Les vents sortants froids de l’Arctique refroidissent et réoxygènent les eaux côtières de l’inlet Bute, en Colombie-Britannique

– Par Jennifer Jackson, Jody Klymak, Keith Holmes, Wiley Evans, Alex Hare, Charles Hannah, Bill Floyd, Laura Bianucci, Di Wan–

Le changement climatique anthropique a entraîné le réchauffement (Johnson et Lumpkin, 2022) et la perte d’oxygène (Breitburg et coll., 2018) dans les océans du monde. En Colombie-Britannique, des données sur la température et l’oxygène sont recueillies dans les fjords depuis 1951 (Pickard, 1961). Entre 1951 et 2020, les eaux profondes (Jackson et coll., 2021) et intermédiaires (Jackson et coll., 2022) se sont réchauffées et ont perdu de l’oxygène. Malgré ces tendances à long terme de réchauffement et de désoxygénation, il existe des mécanismes régionaux dans certaines zones des eaux côtières qui provoquent un refroidissement et une reventilation; la détermination et la compréhension de ces mécanismes et de leur variabilité spatiale sont importantes pour évaluer la complexité du changement dans les océans côtiers.

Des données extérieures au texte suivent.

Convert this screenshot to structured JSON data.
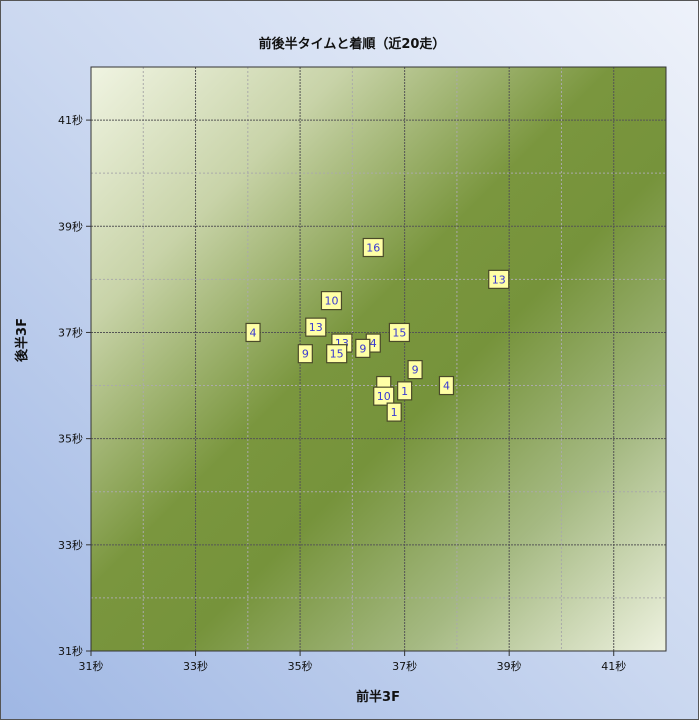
{
  "chart_data": {
    "type": "scatter",
    "title": "前後半タイムと着順（近20走）",
    "xlabel": "前半3F",
    "ylabel": "後半3F",
    "xlim": [
      31,
      42
    ],
    "ylim": [
      31,
      42
    ],
    "x_tick_labels": [
      "31秒",
      "33秒",
      "35秒",
      "37秒",
      "39秒",
      "41秒"
    ],
    "y_tick_labels": [
      "31秒",
      "33秒",
      "35秒",
      "37秒",
      "39秒",
      "41秒"
    ],
    "x_ticks": [
      31,
      33,
      35,
      37,
      39,
      41
    ],
    "y_ticks": [
      31,
      33,
      35,
      37,
      39,
      41
    ],
    "grid": true,
    "colors": {
      "band_dark": "#76933b",
      "band_light": "#eef2e0",
      "marker_fill": "#ffffa6",
      "marker_text": "#3b3bd0"
    },
    "points": [
      {
        "x": 36.4,
        "y": 38.6,
        "label": "16"
      },
      {
        "x": 38.8,
        "y": 38.0,
        "label": "13"
      },
      {
        "x": 35.6,
        "y": 37.6,
        "label": "10"
      },
      {
        "x": 34.1,
        "y": 37.0,
        "label": "4"
      },
      {
        "x": 35.8,
        "y": 36.8,
        "label": "13"
      },
      {
        "x": 35.3,
        "y": 37.1,
        "label": "13"
      },
      {
        "x": 36.4,
        "y": 36.8,
        "label": "4"
      },
      {
        "x": 36.9,
        "y": 37.0,
        "label": "15"
      },
      {
        "x": 35.1,
        "y": 36.6,
        "label": "9"
      },
      {
        "x": 35.7,
        "y": 36.6,
        "label": "15"
      },
      {
        "x": 36.2,
        "y": 36.7,
        "label": "9"
      },
      {
        "x": 37.2,
        "y": 36.3,
        "label": "9"
      },
      {
        "x": 37.8,
        "y": 36.0,
        "label": "4"
      },
      {
        "x": 37.0,
        "y": 35.9,
        "label": "1"
      },
      {
        "x": 36.6,
        "y": 36.0,
        "label": ""
      },
      {
        "x": 36.6,
        "y": 35.8,
        "label": "10"
      },
      {
        "x": 36.8,
        "y": 35.5,
        "label": "1"
      }
    ]
  }
}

Les vents sortants de l’Arctique sont définis comme le transport d’air froid et sec du continent vers la côte par un col de montagne (Overland et Walter, 1981). Vu la complexité du littoral de la ColombieBritannique, l’impact des vents sortants arctiques est variable, et les bras de mer qui ont une connexion sans obstacle avec le continent peuvent transporter de l’air moins modifié et plus froid vers la côte (Bakri et coll., 2017). L’inlet Bute, situé sur le territoire traditionnel de la nation Homalco (figure 1), en est un exemple, où la vallée entre le continent et la côte n’est pas bloquée par des montagnes (MacNeil, 1974). L’inlet Bute est un fjord d’environ 80 km de long et de 700 m de profondeur, avec un seuil d’environ 355 m de profondeur (Pickard, 1961).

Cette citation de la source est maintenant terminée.